Actually under certain circumstances you can, but you will have to file bankruptcy to do it. According to 11 U.S.C. Sec. 547(a), a bankruptcy trustee may recover any payment made by a debtor prior to a bankruptcy case’s filing, when it is shown that the payments were made:
(1) To or for the benefit of a creditor;
(2) For or on account of an antecedent debt owed by the debtor before such transfer was made;
(3) Made while the debtor was insolvent;
(4) Made on or within 90 days before the date of the filing of the petition ; and
(5) That enables such creditor to receive more than such creditor would receive if (a) the case were a case under Chapter 7 of the Bankruptcy Code; (b) the transfer had not been made; and (c) such creditor received payment of such debt to the extent provided by the provisions of the Bankruptcy Code
This is known as a “preferential transfer” which can be voided meaning the money can be brought back into the bankrupt estate. BUT you don’t have to wait on a trustee to do this for you because 11 U.S.C. Sec 522(g) and (h) provide that a debtor, in place of a trustee, may avoid the preferential transfer as described above where:
(1) The debtor claims the transferred property as exempt on debtor’s Schedule C;
(2) The transfer was not a voluntary transfer;
(3) The debtor did not conceal such property;
(4) The trustee does not attempt to avoid such transfer.

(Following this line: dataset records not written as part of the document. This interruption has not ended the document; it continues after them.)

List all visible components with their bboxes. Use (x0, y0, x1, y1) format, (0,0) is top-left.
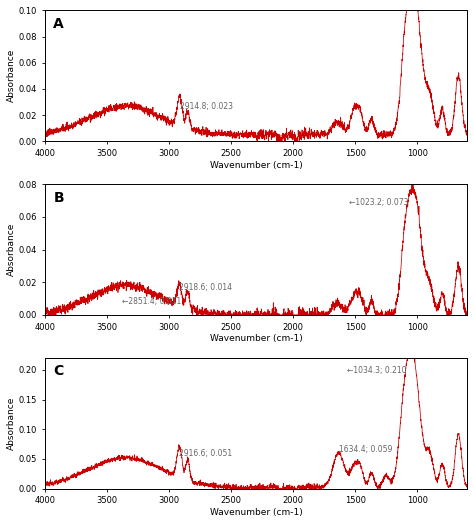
X-axis label: Wavenumber (cm-1): Wavenumber (cm-1) (210, 508, 302, 517)
Text: 2914.8; 0.023: 2914.8; 0.023 (180, 102, 233, 111)
Text: 1634.4; 0.059: 1634.4; 0.059 (338, 444, 392, 454)
Text: 2916.6; 0.051: 2916.6; 0.051 (179, 450, 233, 458)
Text: ←2851.4; 0.011: ←2851.4; 0.011 (122, 297, 181, 307)
Text: ←1023.2; 0.105: ←1023.2; 0.105 (0, 523, 1, 524)
Text: C: C (53, 365, 64, 378)
Y-axis label: Absorbance: Absorbance (7, 223, 16, 276)
Y-axis label: Absorbance: Absorbance (7, 397, 16, 450)
Text: A: A (53, 17, 64, 31)
Y-axis label: Absorbance: Absorbance (7, 49, 16, 103)
Text: ←1023.2; 0.073: ←1023.2; 0.073 (349, 198, 408, 207)
X-axis label: Wavenumber (cm-1): Wavenumber (cm-1) (210, 334, 302, 343)
X-axis label: Wavenumber (cm-1): Wavenumber (cm-1) (210, 160, 302, 170)
Text: B: B (53, 191, 64, 205)
Text: 2918.6; 0.014: 2918.6; 0.014 (179, 283, 232, 292)
Text: ←1034.3; 0.210: ←1034.3; 0.210 (347, 366, 407, 375)
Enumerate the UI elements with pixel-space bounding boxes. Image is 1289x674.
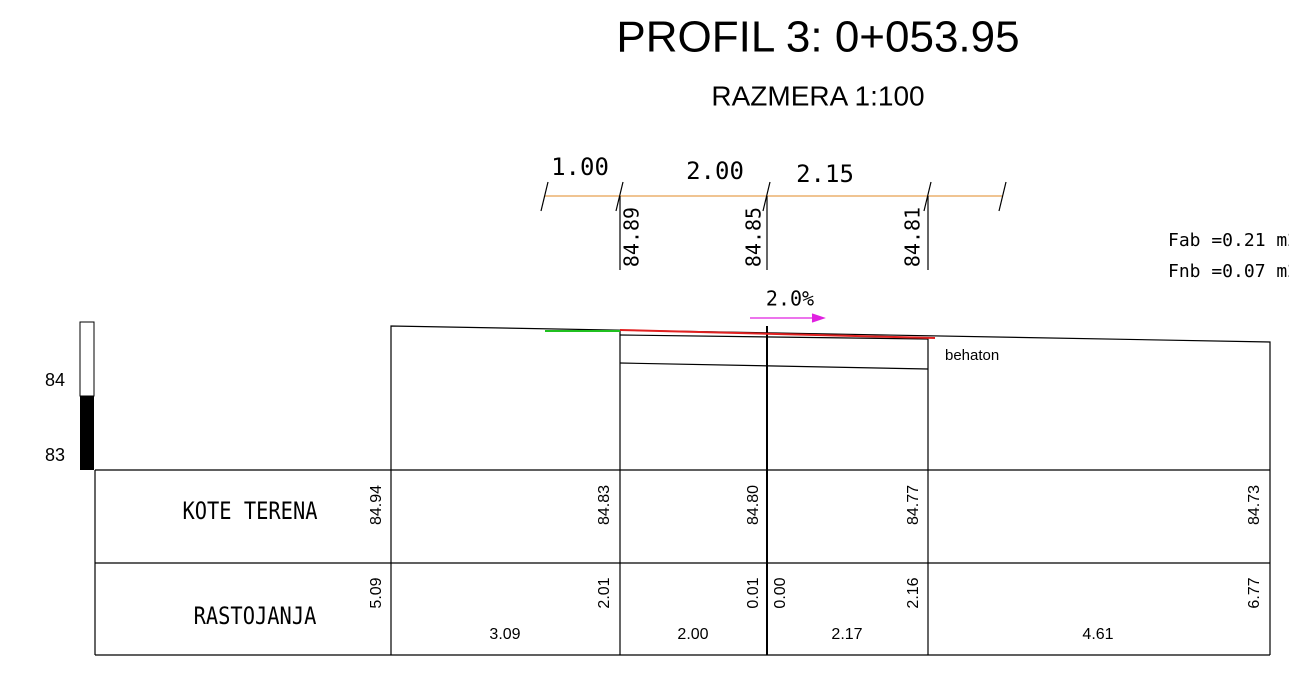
level-bar — [80, 396, 94, 470]
segment-value: 2.17 — [831, 626, 862, 643]
segment-value: 2.00 — [677, 626, 708, 643]
cell-value: 84.73 — [1246, 485, 1263, 525]
cell-value: 5.09 — [368, 577, 385, 608]
row-label: KOTE TERENA — [182, 497, 317, 525]
area: Fab =0.21 m2 — [1168, 230, 1289, 251]
segment-value: 4.61 — [1082, 626, 1113, 643]
cell-value: 0.01 — [745, 577, 762, 608]
cell-value: 6.77 — [1246, 577, 1263, 608]
row-label: RASTOJANJA — [194, 602, 317, 630]
cell-value: 84.83 — [596, 485, 613, 525]
elevation: 84.81 — [901, 207, 925, 267]
cell-value: 2.01 — [596, 577, 613, 608]
level-bar — [79, 321, 95, 397]
level-label: 83 — [45, 445, 65, 465]
title: PROFIL 3: 0+053.95 — [616, 13, 1019, 62]
dimension: 2.00 — [686, 157, 744, 185]
layer-label: behaton — [945, 347, 999, 364]
dimension-ticks — [540, 181, 1007, 270]
cell-value: 0.00 — [772, 577, 789, 608]
table-grid — [94, 469, 1271, 656]
cell-value: 84.94 — [368, 485, 385, 525]
level-label: 84 — [45, 370, 65, 390]
area: Fnb =0.07 m2 — [1168, 261, 1289, 282]
elevation: 84.89 — [620, 207, 644, 267]
subtitle: RAZMERA 1:100 — [711, 80, 924, 111]
dimension: 1.00 — [551, 153, 609, 181]
slope-arrow — [750, 313, 826, 323]
cell-value: 84.80 — [745, 485, 762, 525]
dimension: 2.15 — [796, 160, 854, 188]
elevation: 84.85 — [742, 207, 766, 267]
segment-value: 3.09 — [489, 626, 520, 643]
cell-value: 2.16 — [905, 577, 922, 608]
slope: 2.0% — [766, 287, 814, 311]
cell-value: 84.77 — [905, 485, 922, 525]
cross-section — [390, 325, 1271, 655]
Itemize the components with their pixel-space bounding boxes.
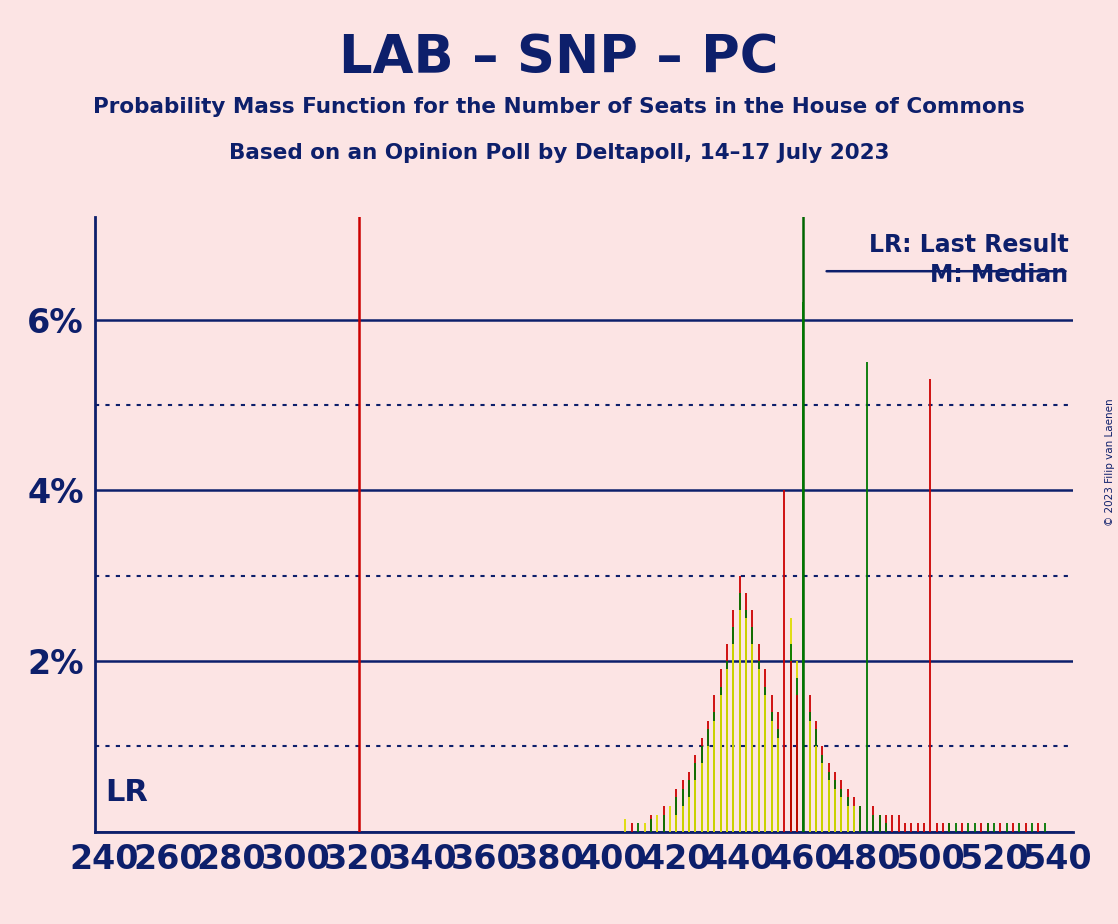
Text: M: Median: M: Median <box>930 263 1069 287</box>
Text: © 2023 Filip van Laenen: © 2023 Filip van Laenen <box>1106 398 1115 526</box>
Text: LR: LR <box>105 778 148 807</box>
Text: Based on an Opinion Poll by Deltapoll, 14–17 July 2023: Based on an Opinion Poll by Deltapoll, 1… <box>229 143 889 164</box>
Text: LR: Last Result: LR: Last Result <box>869 233 1069 257</box>
Text: LAB – SNP – PC: LAB – SNP – PC <box>339 32 779 84</box>
Text: Probability Mass Function for the Number of Seats in the House of Commons: Probability Mass Function for the Number… <box>93 97 1025 117</box>
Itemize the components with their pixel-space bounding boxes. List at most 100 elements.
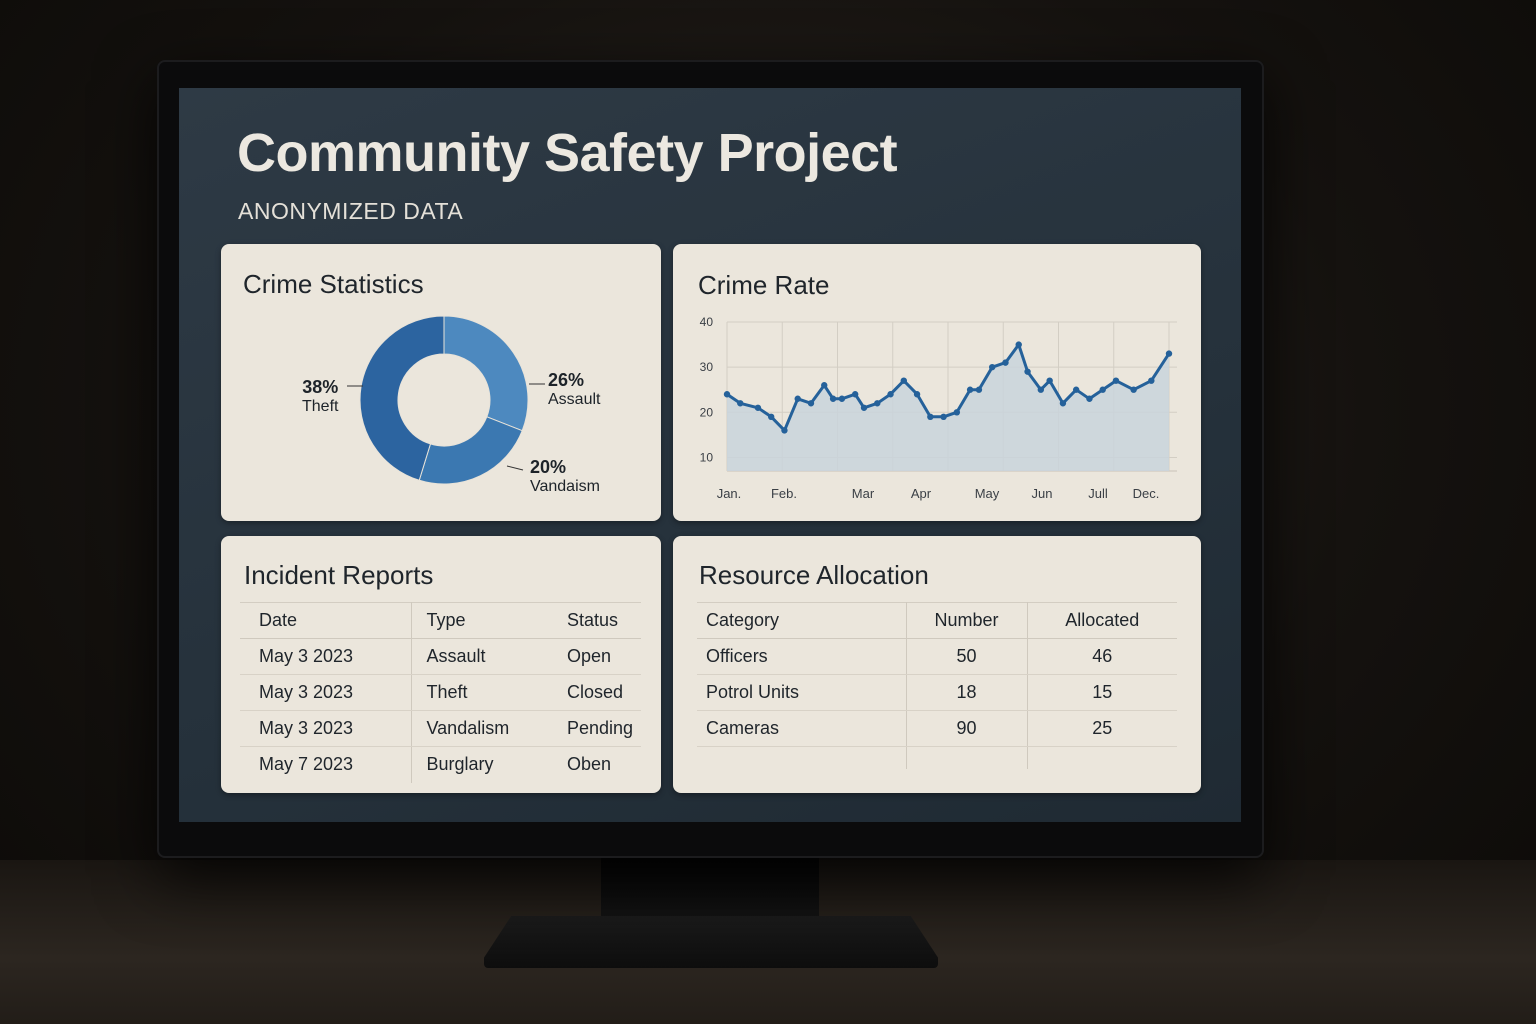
crime-statistics-title: Crime Statistics	[243, 269, 424, 299]
table-spacer-row	[697, 746, 1177, 769]
data-point	[1072, 386, 1080, 393]
data-point	[1112, 377, 1120, 384]
table-row[interactable]: May 3 2023 Theft Closed	[240, 674, 641, 711]
column-header-allocated: Allocated	[1027, 602, 1177, 639]
x-tick-label: Feb.	[771, 486, 797, 501]
donut-slice-assault	[443, 315, 529, 432]
theft-label: 38% Theft	[302, 377, 338, 416]
column-header-type: Type	[411, 602, 551, 639]
data-point	[1024, 368, 1031, 375]
x-tick-label: Mar	[852, 486, 875, 501]
data-point	[838, 395, 846, 402]
data-point	[989, 363, 996, 371]
data-point	[1165, 350, 1173, 357]
incident-reports-title: Incident Reports	[244, 560, 434, 590]
table-row[interactable]: Officers 50 46	[697, 638, 1177, 675]
data-point	[887, 391, 894, 398]
donut-slice-vandaism	[418, 416, 523, 485]
monitor-stand-neck	[601, 856, 819, 922]
incident-reports-panel: Incident Reports Date Type Status May 3 …	[221, 536, 661, 793]
resource-allocation-table: Category Number Allocated Officers 50 46…	[697, 602, 1177, 769]
resource-category: Officers	[697, 638, 907, 675]
resource-category: Cameras	[697, 710, 907, 747]
table-row[interactable]: Potrol Units 18 15	[697, 674, 1177, 711]
x-tick-label: Dec.	[1133, 486, 1160, 501]
resource-number: 50	[906, 638, 1028, 675]
vandalism-leader-line	[506, 465, 524, 471]
data-point	[953, 409, 961, 416]
table-header-row: Category Number Allocated	[697, 602, 1177, 639]
incident-status: Open	[551, 638, 641, 675]
incident-date: May 3 2023	[240, 674, 412, 711]
resource-category: Potrol Units	[697, 674, 907, 711]
table-row[interactable]: May 3 2023 Assault Open	[240, 638, 641, 675]
incident-type: Burglary	[426, 754, 494, 775]
theft-name: Theft	[302, 398, 339, 415]
column-header-category: Category	[697, 602, 907, 639]
y-tick-label: 40	[700, 315, 714, 329]
x-tick-label: Jull	[1088, 486, 1108, 501]
x-tick-label: Jan.	[717, 486, 742, 501]
data-point	[754, 404, 762, 411]
assault-label: 26% Assault	[548, 370, 600, 409]
column-header-date: Date	[240, 602, 412, 639]
incident-date: May 3 2023	[240, 710, 412, 747]
table-row[interactable]: May 7 2023 Burglary Oben	[240, 746, 641, 783]
resource-allocated: 46	[1027, 638, 1177, 675]
data-point	[1130, 386, 1137, 393]
incident-date: May 3 2023	[240, 638, 412, 675]
assault-pct: 26%	[548, 370, 585, 390]
table-row[interactable]: Cameras 90 25	[697, 710, 1177, 747]
data-point	[860, 404, 868, 411]
column-header-number: Number	[906, 602, 1028, 639]
incident-type: Theft	[411, 674, 551, 711]
data-point	[781, 427, 788, 434]
data-point	[1086, 395, 1093, 402]
x-tick-label: May	[975, 486, 1000, 501]
donut-slice-theft	[359, 315, 445, 481]
crime-statistics-panel: Crime Statistics 38% Theft 26% Assault 2…	[221, 244, 661, 521]
data-point	[851, 391, 859, 398]
page-title: Community Safety Project	[237, 123, 898, 183]
data-point	[966, 386, 974, 393]
incident-status: Closed	[551, 674, 641, 711]
data-point	[821, 382, 828, 389]
data-point	[1015, 341, 1022, 348]
data-point	[1037, 386, 1045, 393]
crime-statistics-donut	[347, 315, 545, 485]
y-tick-label: 20	[700, 405, 714, 419]
incident-type: Assault	[411, 638, 551, 675]
data-point	[927, 413, 934, 421]
x-tick-label: Apr	[911, 486, 932, 501]
y-tick-label: 30	[700, 360, 714, 374]
data-point	[1099, 386, 1106, 393]
table-row[interactable]: May 3 2023 Vandalism Pending	[240, 710, 641, 747]
assault-name: Assault	[548, 391, 601, 408]
data-point	[768, 413, 775, 421]
data-point	[1046, 377, 1053, 384]
crime-rate-chart: 10 20 30 40 Jan. Feb. Mar Apr May Jun Jull Dec.	[700, 315, 1177, 501]
x-tick-label: Jun	[1032, 486, 1053, 501]
crime-rate-title: Crime Rate	[698, 270, 830, 300]
incident-reports-table: Date Type Status May 3 2023 Assault Open…	[240, 602, 641, 783]
y-tick-label: 10	[700, 450, 714, 464]
data-point	[1002, 359, 1009, 366]
incident-status: Pending	[551, 710, 641, 747]
vandalism-name: Vandaism	[530, 478, 600, 495]
incident-type: Vandalism	[411, 710, 551, 747]
incident-date: May 7 2023	[240, 746, 412, 783]
data-point	[829, 395, 837, 402]
resource-allocation-title: Resource Allocation	[699, 560, 929, 590]
data-point	[794, 395, 801, 402]
data-point	[913, 391, 921, 398]
data-point	[807, 400, 815, 407]
crime-rate-area	[727, 344, 1169, 471]
resource-number: 90	[906, 710, 1028, 747]
data-point	[723, 391, 731, 398]
page-subtitle: ANONYMIZED DATA	[238, 198, 464, 224]
table-header-row: Date Type Status	[240, 602, 641, 639]
vandalism-label: 20% Vandaism	[530, 457, 600, 496]
crime-rate-panel: Crime Rate 10 20 30 40 Jan. Feb. Mar Apr May Jun…	[673, 244, 1201, 521]
monitor-stand-base	[484, 916, 938, 968]
data-point	[975, 386, 983, 393]
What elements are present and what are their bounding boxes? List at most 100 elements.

This is a little technical, so don’t try this without the assistance of an experienced bankruptcy attorney and it may not work for garnishments and levies from the IRS. Also, since this goes beyond the scope of a typical bankruptcy filing, be prepared to pay the attorney for this work, either as a percentage of the amount recovered or on an hourly rate. But if you don’t do anything, the garnished wages or the levied bank account are gone forever.